Despite the worst of the global recession being over, there are still signs of slowdown everywhere: 'Singapore is no exception. I'm afraid I do not see either Genting or Sands exceeding their forecasts of US$1 billion (S$1.4 billion) each in revenue from the gaming side within a year.' This may not cover the sky-high building costs of both IRs, which took place amid a construction boom that saw escalating sand and manpower prices. The total bill for both: Over $13 billion.

What contributed to such overexuberance? 'They wanted to win the prestige and legitimacy of being here in Singapore,' he says. 'The fact that Singapore announced it would have a casino opened up the floodgates to legitimacy. If squeaky-clean Singapore did not think it wrong to have casinos, who are other countries to think so?'

As such, many operators felt they 'had' to win the Singapore prize, 'come hell or high water': 'Once they won, it was, 'Just do it, don't worry about cost'.'

But he fears the overbidding has thrown a spanner in the works: 'Instead of allowing both casinos to open in a more relaxed way during the first few years, the IRs are now under tremendous pressure.' As such, Mr Tan augurs that the road ahead is 'no bed of roses'.
'Don't assume for a moment that once you land a casino licence, you will make money. It's a question of averages. Half the casinos around the world are in the red. The house doesn't always win.'

Case in point: Melbourne's Crown Casino suffered substantial losses for two years straight, due to a combination of bad management and poor patronage, after it opened in 1997. The original owners sold it off in the red to the late media mogul Kerry Packer in 1999.

But what about the viability of the IRs' much-vaunted side attractions? Can they bail out the house?

Mr Tan has his doubts: 'Within the next three years, the other attractions - theme park and hotels - will likely not make up for the shortfall.' He holds out little hope for Universal Studios, once the novelty wears off after about a year.

'Many Singapore attractions, from Tang Dynasty Village to Haw Par Villa, flopped because of the heat and humidity. The majority of Universal's attractions are outdoors, which means people have to wait in line under the hot sun. If even Hong Kong, a temperate country, cannot succeed with Disneyland with its huge China hinterland...' he trails off.

But ultimately, he fears what will do the IRs in is Singapore's upward-spiralling cost structure: 'Why was Hong Kong's Ocean Park more successful? Because its initial investment started from a very low base. Our cost of doing business here now is very worrying.'

But he does see a silver lining: 'Because manpower is costly, we can explore mechanisation of tables to replace croupiers.

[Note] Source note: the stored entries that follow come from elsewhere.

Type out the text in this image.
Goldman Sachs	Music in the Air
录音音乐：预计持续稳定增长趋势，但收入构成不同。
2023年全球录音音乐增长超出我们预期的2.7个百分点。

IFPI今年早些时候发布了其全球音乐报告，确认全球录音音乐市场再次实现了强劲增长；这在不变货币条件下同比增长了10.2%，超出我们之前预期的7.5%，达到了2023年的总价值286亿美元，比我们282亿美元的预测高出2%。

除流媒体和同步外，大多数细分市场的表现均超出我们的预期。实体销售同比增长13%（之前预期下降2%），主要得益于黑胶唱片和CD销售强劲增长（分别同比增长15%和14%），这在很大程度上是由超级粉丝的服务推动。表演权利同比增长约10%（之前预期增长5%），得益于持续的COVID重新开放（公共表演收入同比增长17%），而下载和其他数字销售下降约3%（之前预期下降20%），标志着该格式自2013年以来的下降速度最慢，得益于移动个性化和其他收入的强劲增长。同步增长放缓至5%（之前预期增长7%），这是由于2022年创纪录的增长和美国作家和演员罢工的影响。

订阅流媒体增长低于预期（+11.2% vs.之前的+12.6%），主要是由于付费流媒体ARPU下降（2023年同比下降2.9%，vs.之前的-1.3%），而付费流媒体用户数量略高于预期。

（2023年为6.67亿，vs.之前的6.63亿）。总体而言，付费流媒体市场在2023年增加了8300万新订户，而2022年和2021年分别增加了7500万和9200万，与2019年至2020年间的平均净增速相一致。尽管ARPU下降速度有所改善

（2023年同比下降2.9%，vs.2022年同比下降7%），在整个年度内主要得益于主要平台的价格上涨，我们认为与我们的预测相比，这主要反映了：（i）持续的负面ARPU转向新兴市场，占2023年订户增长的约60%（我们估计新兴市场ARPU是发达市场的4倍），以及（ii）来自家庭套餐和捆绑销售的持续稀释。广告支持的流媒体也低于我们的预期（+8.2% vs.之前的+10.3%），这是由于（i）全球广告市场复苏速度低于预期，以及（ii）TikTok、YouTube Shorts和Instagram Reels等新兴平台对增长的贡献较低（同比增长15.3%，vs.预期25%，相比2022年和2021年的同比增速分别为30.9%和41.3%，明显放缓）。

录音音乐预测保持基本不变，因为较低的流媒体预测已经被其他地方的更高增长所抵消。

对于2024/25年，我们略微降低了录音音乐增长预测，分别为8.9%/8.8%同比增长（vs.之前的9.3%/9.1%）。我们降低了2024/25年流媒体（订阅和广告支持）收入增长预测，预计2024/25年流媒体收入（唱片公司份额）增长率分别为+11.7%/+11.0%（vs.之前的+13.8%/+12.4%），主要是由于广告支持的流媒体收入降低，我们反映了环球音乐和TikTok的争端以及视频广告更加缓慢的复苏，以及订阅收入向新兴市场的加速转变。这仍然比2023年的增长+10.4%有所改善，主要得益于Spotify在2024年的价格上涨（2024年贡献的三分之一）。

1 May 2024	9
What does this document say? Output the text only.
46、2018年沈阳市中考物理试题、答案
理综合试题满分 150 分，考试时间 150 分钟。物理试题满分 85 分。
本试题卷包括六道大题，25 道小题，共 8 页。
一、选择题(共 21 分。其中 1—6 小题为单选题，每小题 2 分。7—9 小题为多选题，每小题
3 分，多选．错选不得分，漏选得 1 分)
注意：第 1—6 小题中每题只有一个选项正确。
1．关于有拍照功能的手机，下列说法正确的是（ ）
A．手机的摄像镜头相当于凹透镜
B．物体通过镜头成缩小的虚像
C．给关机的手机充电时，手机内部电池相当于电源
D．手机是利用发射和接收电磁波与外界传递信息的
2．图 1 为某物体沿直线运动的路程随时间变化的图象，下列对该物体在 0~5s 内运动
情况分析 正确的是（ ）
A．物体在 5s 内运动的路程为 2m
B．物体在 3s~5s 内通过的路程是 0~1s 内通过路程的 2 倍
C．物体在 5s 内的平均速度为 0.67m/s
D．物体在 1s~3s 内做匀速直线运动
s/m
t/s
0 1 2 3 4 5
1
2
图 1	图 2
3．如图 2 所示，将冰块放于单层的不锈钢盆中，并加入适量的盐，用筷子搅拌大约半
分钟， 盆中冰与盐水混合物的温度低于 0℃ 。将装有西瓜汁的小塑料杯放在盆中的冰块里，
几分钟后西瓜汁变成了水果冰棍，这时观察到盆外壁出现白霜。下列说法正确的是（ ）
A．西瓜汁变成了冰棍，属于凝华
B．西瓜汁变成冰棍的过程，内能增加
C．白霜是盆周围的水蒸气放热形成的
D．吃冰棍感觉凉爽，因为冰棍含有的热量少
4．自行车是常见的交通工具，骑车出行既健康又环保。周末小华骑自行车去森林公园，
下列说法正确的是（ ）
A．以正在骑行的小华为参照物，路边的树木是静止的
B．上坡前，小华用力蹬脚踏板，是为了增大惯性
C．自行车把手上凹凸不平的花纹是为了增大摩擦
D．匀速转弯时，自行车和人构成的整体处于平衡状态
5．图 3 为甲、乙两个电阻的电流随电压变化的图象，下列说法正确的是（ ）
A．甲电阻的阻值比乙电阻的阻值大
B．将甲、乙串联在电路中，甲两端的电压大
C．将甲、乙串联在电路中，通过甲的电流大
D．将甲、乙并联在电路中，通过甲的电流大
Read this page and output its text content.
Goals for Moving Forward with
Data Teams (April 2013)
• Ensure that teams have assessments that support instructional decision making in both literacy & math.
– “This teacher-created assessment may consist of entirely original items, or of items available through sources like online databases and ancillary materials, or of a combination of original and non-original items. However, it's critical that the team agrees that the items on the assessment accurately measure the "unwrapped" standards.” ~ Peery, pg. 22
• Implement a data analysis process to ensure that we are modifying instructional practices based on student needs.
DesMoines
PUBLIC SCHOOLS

What gives Singapore an edge in running casinos is our IT capability and good governance and controls.'

Thanks to all these odds stacked against their success, Singapore's casinos will be forced to move beyond business as usual and step up their game to reinvent the industry in their favour. This could end up lighting the way forward for others, he projects.

'Just look at how we did a great job making our Turf Club world class and keeping out illegal bookmakers and the underworld. And how we built up expertise in service apartments and created the Fraser and Ascott brands. In time, Singapore can become a casino advisory to other countries,' he says.

'Countries that are opening IRs soon, such as Taiwan on Penghu Island, the Philippines at Manila Bay, and Tokyo at Odaiba, will come here to learn, not just about the attractions but the policing and regulatory aspects.'

Already, he says he has two clients, from Japan and Vietnam, who have commissioned studies on how the Singapore model can fit in their home countries.

'We could become the PSA and HDB in casinos, where other countries will invite us to come in to clean up, regulate or start up casinos,' he declares, his eyes gleaming with the possibilities he has ruminated over for some 30 years.